После этого Мозли отправился в Haus Wahnfried, дом Вагнера, который тоже был поврежден бомбами союзников. Винифред Вагнер, вдова сына Вагнера Зигфрида, вынуждена была вынести унижения денацификации и беспомощно наблюдала за тем, как театр используют для итальянской оперы, легких развлечений и прочих “надругательств”. Солдаты играли джаз на фортепиано в Ванфриде, в фестивальном ресторане пекли донатсы. Здание театра даже использовали в качестве казарм для афроамериканских войск – обстоятельство, которое Винифред отметила в своих воспоминаниях четырьмя восклицательными знаками ужаса. Она провела экскурсию по развалинам для Мозли и отвела его на могилу Учителя: “Она заговорила о unser Blietzkrieg – “нашем блицкриге” – и с нежностью вспоминала о гитлеровских временах. Я застыл. Я не мог этого вынести. Я просто ушел от нее, чувствуя, как кровь стынет в жилах от ужаса”.

Музыкальную политику OMGUS точно характеризует документ дивизии психологической войны под названием “Инструкции по контролю за музыкой № 1”, этот документ можно найти в Национальных архивах Колледж-Парка в Мэриленде. “В первую очередь обязательным является то, – говорится в записке, – что мы не должны производить впечатление, будто мы пытаемся регламентировать культуру, как это делали нацисты”. Вместо этого “влияние на немецкую музыкальную жизнь должно оказываться положительными, а не отрицательными средствами, т. е. поощрением музыки, которую мы считаем благотворной, и вытеснением музыки, которую мы считаем опасной”. В категорию “опасной” музыки попадали только два человека: Рихард Штраус и Ганс Пфицнер: “Мы не должны… позволять, чтобы этих композиторов “рекламировали”, устраивая специальные концерты, посвященные исключительно их работам, или такие, где они выступали бы в качестве дирижеров”. Документ с таким двойственным подходом заканчивался следующим словами: “У нас не будет особенных трудностей в том, чтобы придать положительную международную направленность немецкому искусству”. Анонимный автор также выделил Сибелиуса, сочтя его способным пробудить чувство нордического превосходства, в результате “Финляндия” была запрещена в Германии.
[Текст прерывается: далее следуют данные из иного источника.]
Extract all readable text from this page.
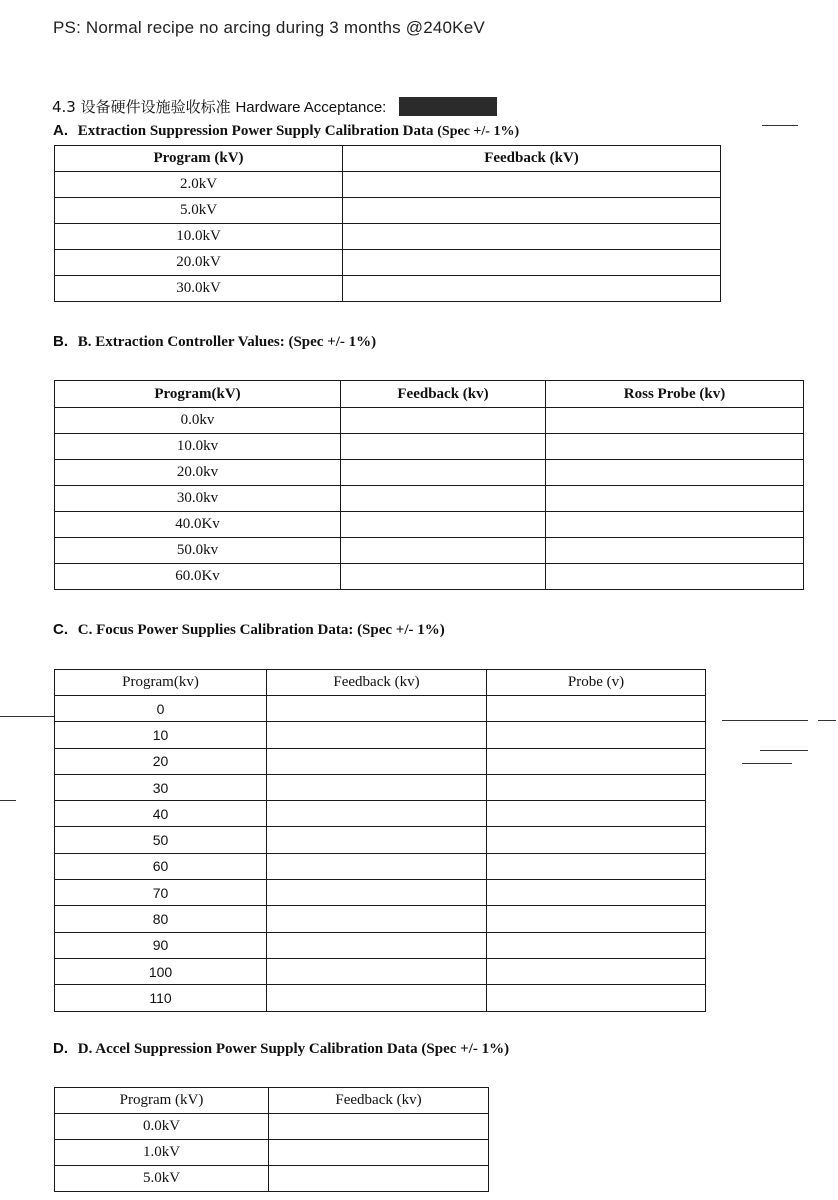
PS: Normal recipe no arcing during 3 months @240KeV
4.3 设备硬件设施验收标准 Hardware Acceptance:
A. Extraction Suppression Power Supply Calibration Data (Spec +/- 1%)
Program (kV)	Feedback (kV)
2.0kV	
5.0kV	
10.0kV	
20.0kV	
30.0kV	
B. B. Extraction Controller Values: (Spec +/- 1%)
Program(kV)	Feedback (kv)	Ross Probe (kv)
0.0kv		
10.0kv		
20.0kv		
30.0kv		
40.0Kv		
50.0kv		
60.0Kv		
C. C. Focus Power Supplies Calibration Data: (Spec +/- 1%)
Program(kv)	Feedback (kv)	Probe (v)
0		
10		
20		
30		
40		
50		
60		
70		
80		
90		
100		
110		
D. D. Accel Suppression Power Supply Calibration Data (Spec +/- 1%)
Program (kV)	Feedback (kv)
0.0kV	
1.0kV	
5.0kV	
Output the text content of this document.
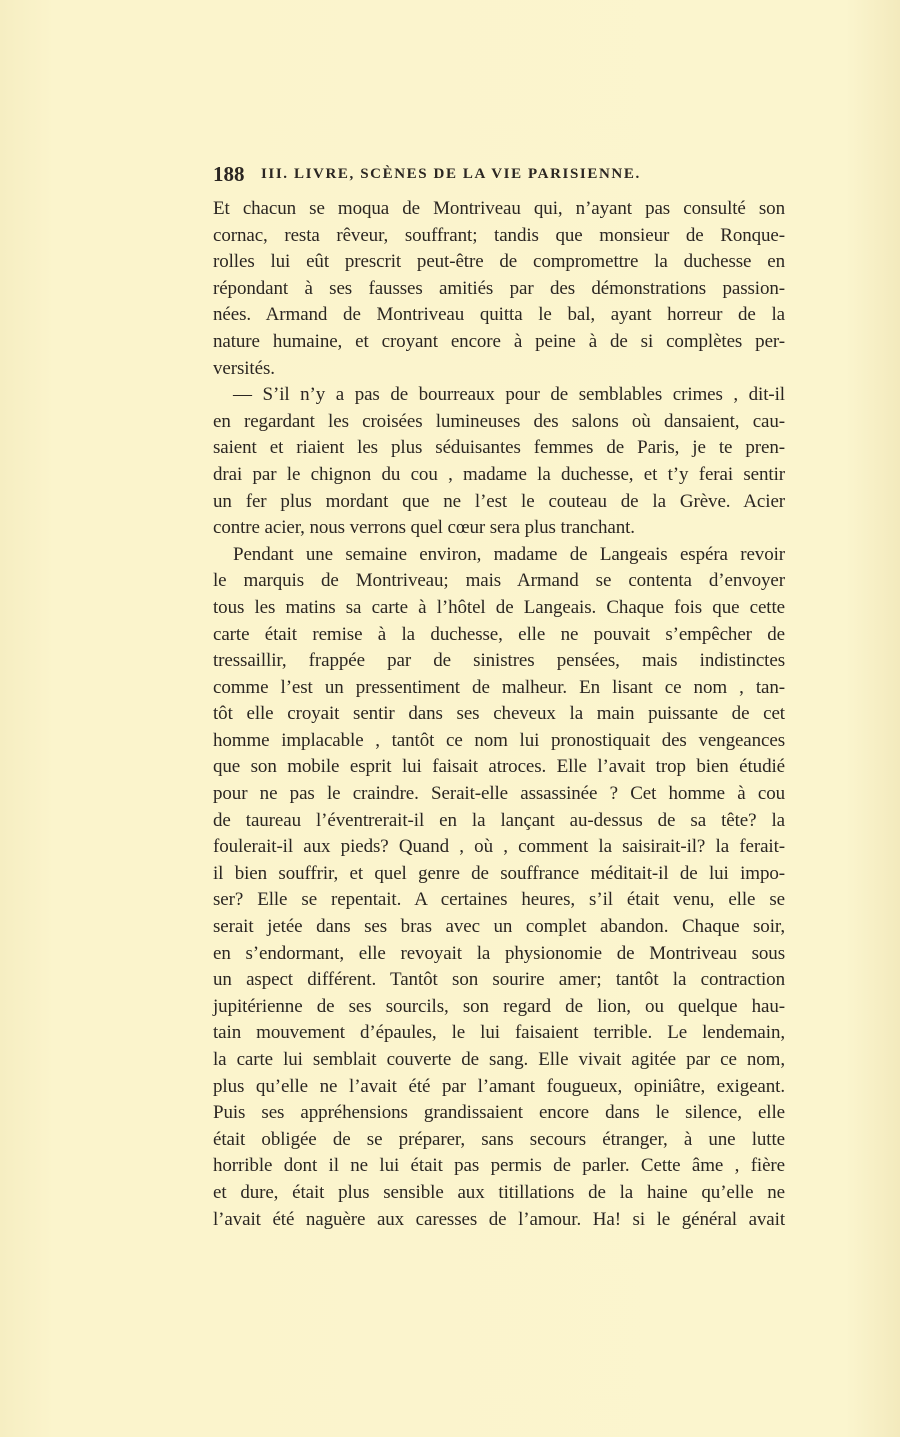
188 III. LIVRE, SCÈNES DE LA VIE PARISIENNE.
Et chacun se moqua de Montriveau qui, n’ayant pas consulté son
cornac, resta rêveur, souffrant; tandis que monsieur de Ronque-
rolles lui eût prescrit peut-être de compromettre la duchesse en
répondant à ses fausses amitiés par des démonstrations passion-
nées. Armand de Montriveau quitta le bal, ayant horreur de la
nature humaine, et croyant encore à peine à de si complètes per-
versités.
— S’il n’y a pas de bourreaux pour de semblables crimes , dit-il
en regardant les croisées lumineuses des salons où dansaient, cau-
saient et riaient les plus séduisantes femmes de Paris, je te pren-
drai par le chignon du cou , madame la duchesse, et t’y ferai sentir
un fer plus mordant que ne l’est le couteau de la Grève. Acier
contre acier, nous verrons quel cœur sera plus tranchant.
Pendant une semaine environ, madame de Langeais espéra revoir
le marquis de Montriveau; mais Armand se contenta d’envoyer
tous les matins sa carte à l’hôtel de Langeais. Chaque fois que cette
carte était remise à la duchesse, elle ne pouvait s’empêcher de
tressaillir, frappée par de sinistres pensées, mais indistinctes
comme l’est un pressentiment de malheur. En lisant ce nom , tan-
tôt elle croyait sentir dans ses cheveux la main puissante de cet
homme implacable , tantôt ce nom lui pronostiquait des vengeances
que son mobile esprit lui faisait atroces. Elle l’avait trop bien étudié
pour ne pas le craindre. Serait-elle assassinée ? Cet homme à cou
de taureau l’éventrerait-il en la lançant au-dessus de sa tête? la
foulerait-il aux pieds? Quand , où , comment la saisirait-il? la ferait-
il bien souffrir, et quel genre de souffrance méditait-il de lui impo-
ser? Elle se repentait. A certaines heures, s’il était venu, elle se
serait jetée dans ses bras avec un complet abandon. Chaque soir,
en s’endormant, elle revoyait la physionomie de Montriveau sous
un aspect différent. Tantôt son sourire amer; tantôt la contraction
jupitérienne de ses sourcils, son regard de lion, ou quelque hau-
tain mouvement d’épaules, le lui faisaient terrible. Le lendemain,
la carte lui semblait couverte de sang. Elle vivait agitée par ce nom,
plus qu’elle ne l’avait été par l’amant fougueux, opiniâtre, exigeant.
Puis ses appréhensions grandissaient encore dans le silence, elle
était obligée de se préparer, sans secours étranger, à une lutte
horrible dont il ne lui était pas permis de parler. Cette âme , fière
et dure, était plus sensible aux titillations de la haine qu’elle ne
l’avait été naguère aux caresses de l’amour. Ha! si le général avait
Если не Штраус, Пфицнер и Сибелиус, то какие композиторы были приемлемы в новой Германии? Первым пунктом на повестке дня стояло восстановление репертуара, который нацисты запретили по расовым и идеологическим соображениям. Результаты оказались разнообразными, как видно из августовского рапорта 1945 года: “Правило, согласно которому в каждом концерте нужно было использовать по меньшей мере одно verboten произведение, привело к стереотипной схеме начинать все оркестровые концерты с увертюры Мендельсона… Ситуация с Мендельсоном стала критической, смехотворной и требующей срочного разрешения”. Автором этого рапорта был Эдвард Киленьи, сын учителя теории музыки Гершвина.
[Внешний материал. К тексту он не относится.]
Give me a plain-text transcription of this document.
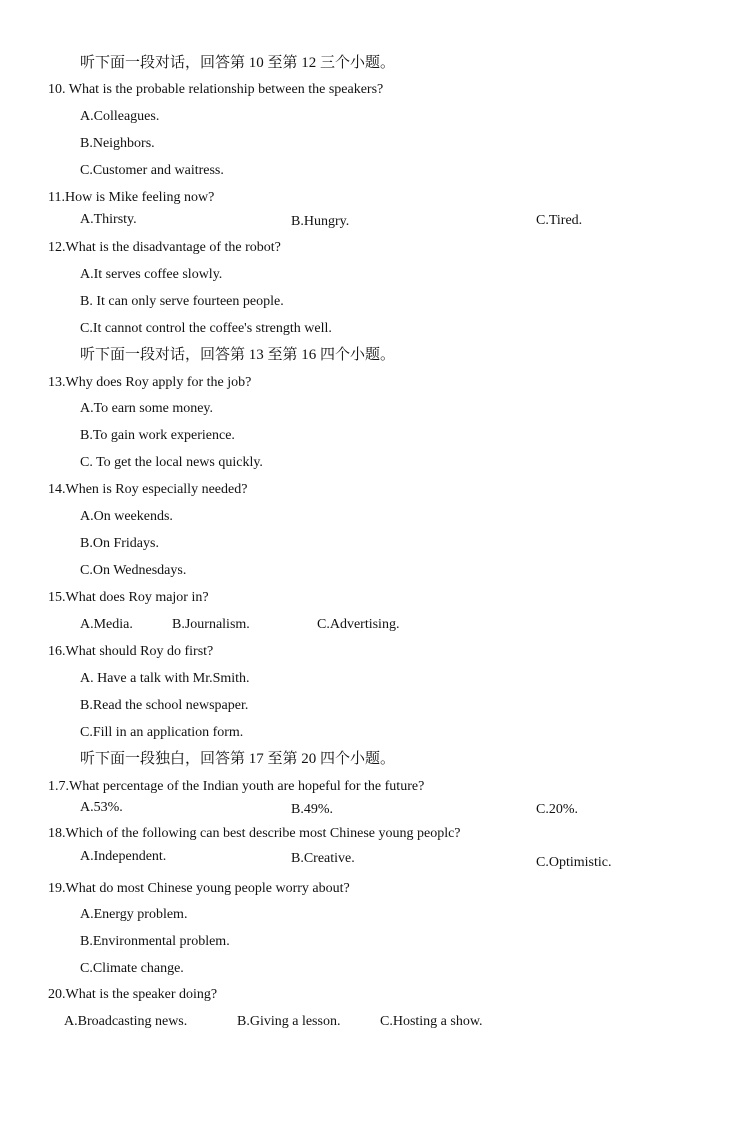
听下面一段对话，回答第 10 至第 12 三个小题。
10. What is the probable relationship between the speakers?
A.Colleagues.
B.Neighbors.
C.Customer and waitress.
11.How is Mike feeling now?
A.Thirsty.	B.Hungry.	C.Tired.
12.What is the disadvantage of the robot?
A.It serves coffee slowly.
B. It can only serve fourteen people.
C.It cannot control the coffee's strength well.
听下面一段对话，回答第 13 至第 16 四个小题。
13.Why does Roy apply for the job?
A.To earn some money.
B.To gain work experience.
C. To get the local news quickly.
14.When is Roy especially needed?
A.On weekends.
B.On Fridays.
C.On Wednesdays.
15.What does Roy major in?
A.Media.	B.Journalism.	C.Advertising.
16.What should Roy do first?
A. Have a talk with Mr.Smith.
B.Read the school newspaper.
C.Fill in an application form.
听下面一段独白，回答第 17 至第 20 四个小题。
1.7.What percentage of the Indian youth are hopeful for the future?
A.53%.	B.49%.	C.20%.
18.Which of the following can best describe most Chinese young peoplc?
A.Independent.	B.Creative.	C.Optimistic.
19.What do most Chinese young people worry about?
A.Energy problem.
B.Environmental problem.
C.Climate change.
20.What is the speaker doing?
A.Broadcasting news.	B.Giving a lesson.	C.Hosting a show.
Управление музыки также делало упор на американскую музыку, продвигая основные работы Аарона Копланда, Роя Харриса и Вирджила Томсона вместе с более сомнительными произведениями вроде “Увертюры клубничного джема” Роберта Макбрайда. Неожиданно прошла волна исполнений симфонии малоизвестного Харрисона Керра, который работал в нью-йоркском офисе культурного сектора. Отделы цензуры, отслеживающие немецкие письма, доносили, что в целом американскую музыку принимают хорошо, хотя симфонические произведения пользуются меньшим успехом, чем популярные песни. “Я слушаю такую прелестную американскую музыку по радио, – писала одна немка подруге в Филадельфию. – Мне она действительно очень нравится, я не знаю, почему нам всегда говорили, что это все бессмыслица. Правда заключается в том, что наша музыка более вечная и сильная, а ваша зато такая легкая и веселая”.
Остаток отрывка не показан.